Conditions that could lead to violence exist when people feel that if their candidate loses, they might stop receiving social benefits they had been enjoying, be excluded or suffer reprisal from the winning camp, she said.
"Hopefully, the candidates will try to avoid these kind of scenarios," McCoy said at the Wilson Center, a Washington-based think tank.
Capriles is seeking to "reassure those people who have been benefiting from the previous 13 years that these benefits will continue."
The Carter Center has acted an observer in past Venezuelan elections but will not do so this time.
In fact there will be no international observers at the Oct. 7 vote, although many local and highly experienced civic groups will monitor the election, McCoy said.
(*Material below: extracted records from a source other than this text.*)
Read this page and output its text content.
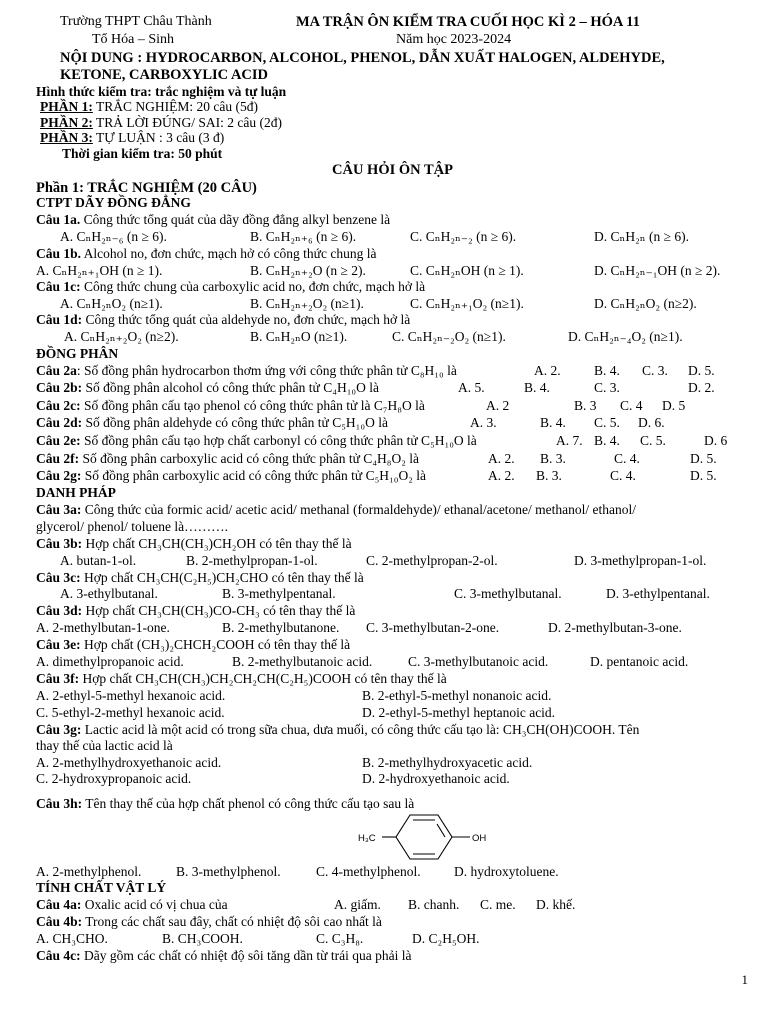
Trường THPT Châu Thành	MA TRẬN ÔN KIỂM TRA CUỐI HỌC KÌ 2 – HÓA 11
Tổ Hóa – Sinh	Năm học 2023-2024
NỘI DUNG : HYDROCARBON, ALCOHOL, PHENOL, DẪN XUẤT HALOGEN, ALDEHYDE,
KETONE, CARBOXYLIC ACID
Hình thức kiểm tra: trắc nghiệm và tự luận
PHẦN 1: TRẮC NGHIỆM: 20 câu (5đ)
PHẦN 2: TRẢ LỜI ĐÚNG/ SAI: 2 câu (2đ)
PHẦN 3: TỰ LUẬN : 3 câu (3 đ)
Thời gian kiểm tra: 50 phút
CÂU HỎI ÔN TẬP
Phần 1: TRẮC NGHIỆM (20 CÂU)
CTPT DÃY ĐỒNG ĐẲNG
Câu 1a. Công thức tổng quát của dãy đồng đẳng alkyl benzene là
A. CₙH₂ₙ₋₆ (n ≥ 6).	B. CₙH₂ₙ₊₆ (n ≥ 6).	C. CₙH₂ₙ₋₂ (n ≥ 6).	D. CₙH₂ₙ (n ≥ 6).
Câu 1b. Alcohol no, đơn chức, mạch hở có công thức chung là
A. CₙH₂ₙ₊₁OH (n ≥ 1).	B. CₙH₂ₙ₊₂O (n ≥ 2).	C. CₙH₂ₙOH (n ≥ 1).	D. CₙH₂ₙ₋₁OH (n ≥ 2).
Câu 1c: Công thức chung của carboxylic acid no, đơn chức, mạch hở là
A. CₙH₂ₙO₂ (n≥1).	B. CₙH₂ₙ₊₂O₂ (n≥1).	C. CₙH₂ₙ₊₁O₂ (n≥1).	D. CₙH₂ₙO₂ (n≥2).
Câu 1d: Công thức tổng quát của aldehyde no, đơn chức, mạch hở là
A. CₙH₂ₙ₊₂O₂ (n≥2).	B. CₙH₂ₙO (n≥1).	C. CₙH₂ₙ₋₂O₂ (n≥1).	D. CₙH₂ₙ₋₄O₂ (n≥1).
ĐỒNG PHÂN
Câu 2a: Số đồng phân hydrocarbon thơm ứng với công thức phân tử C₈H₁₀ là	A. 2. B. 4. C. 3. D. 5.
Câu 2b: Số đồng phân alcohol có công thức phân tử C₄H₁₀O là	A. 5.	B. 4.	C. 3.	D. 2.
Câu 2c: Số đồng phân cấu tạo phenol có công thức phân tử là C₇H₈O là	A. 2	B. 3 C. 4 D. 5
Câu 2d: Số đồng phân aldehyde có công thức phân tử C₅H₁₀O là	A. 3.	B. 4. C. 5. D. 6.
Câu 2e: Số đồng phân cấu tạo hợp chất carbonyl có công thức phân tử C₅H₁₀O là	A. 7. B. 4. C. 5.	D. 6
Câu 2f: Số đồng phân carboxylic acid có công thức phân tử C₄H₈O₂ là	A. 2. B. 3.	C. 4.	D. 5.
Câu 2g: Số đồng phân carboxylic acid có công thức phân tử C₅H₁₀O₂ là	A. 2. B. 3.	C. 4.	D. 5.
DANH PHÁP
Câu 3a: Công thức của formic acid/ acetic acid/ methanal (formaldehyde)/ ethanal/acetone/ methanol/ ethanol/
glycerol/ phenol/ toluene là……….
Câu 3b: Hợp chất CH₃CH(CH₃)CH₂OH có tên thay thế là
A. butan-1-ol.	B. 2-methylpropan-1-ol.	C. 2-methylpropan-2-ol.	D. 3-methylpropan-1-ol.
Câu 3c: Hợp chất CH₃CH(C₂H₅)CH₂CHO có tên thay thế là
A. 3-ethylbutanal.	B. 3-methylpentanal.	C. 3-methylbutanal.	D. 3-ethylpentanal.
Câu 3d: Hợp chất CH₃CH(CH₃)CO-CH₃ có tên thay thế là
A. 2-methylbutan-1-one.	B. 2-methylbutanone. C. 3-methylbutan-2-one.	D. 2-methylbutan-3-one.
Câu 3e: Hợp chất (CH₃)₂CHCH₂COOH có tên thay thế là
A. dimethylpropanoic acid.	B. 2-methylbutanoic acid.	C. 3-methylbutanoic acid.	D. pentanoic acid.
Câu 3f: Hợp chất CH₃CH(CH₃)CH₂CH₂CH(C₂H₅)COOH có tên thay thế là
A. 2-ethyl-5-methyl hexanoic acid.	B. 2-ethyl-5-methyl nonanoic acid.
C. 5-ethyl-2-methyl hexanoic acid.	D. 2-ethyl-5-methyl heptanoic acid.
Câu 3g: Lactic acid là một acid có trong sữa chua, dưa muối, có công thức cấu tạo là: CH₃CH(OH)COOH. Tên
thay thế của lactic acid là
A. 2-methylhydroxyethanoic acid.	B. 2-methylhydroxyacetic acid.
C. 2-hydroxypropanoic acid.	D. 2-hydroxyethanoic acid.
Câu 3h: Tên thay thế của hợp chất phenol có công thức cấu tạo sau là
H₃C	OH
A. 2-methylphenol.	B. 3-methylphenol.	C. 4-methylphenol. D. hydroxytoluene.
TÍNH CHẤT VẬT LÝ
Câu 4a: Oxalic acid có vị chua của	A. giấm. B. chanh. C. me. D. khế.
Câu 4b: Trong các chất sau đây, chất có nhiệt độ sôi cao nhất là
A. CH₃CHO.	B. CH₃COOH.	C. C₃H₈.	D. C₂H₅OH.
Câu 4c: Dãy gồm các chất có nhiệt độ sôi tăng dần từ trái qua phải là
1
The Carter Center will do so informally, and is working on a program with Venezuelan news outlets to try to minimize polarization between the pro-Chavez and pro-Capriles camps.
"When it comes to the news media, the polarization that appears in political life is not only reproduced in them, but the media are being dragged in and are a fundamental part of this process of polarization," said Jose Woldenberg, an analyst and former adviser at Mexico's Federal Electoral Institute.
He said that on one hand, the Venezuelan electoral system in and of itself is trustworthy. But the society is deeply polarized and there is no level playing field for the opposition campaign, said Woldenburg, who was part of a delegation that visited Venezuela recently to evaluate the election situation.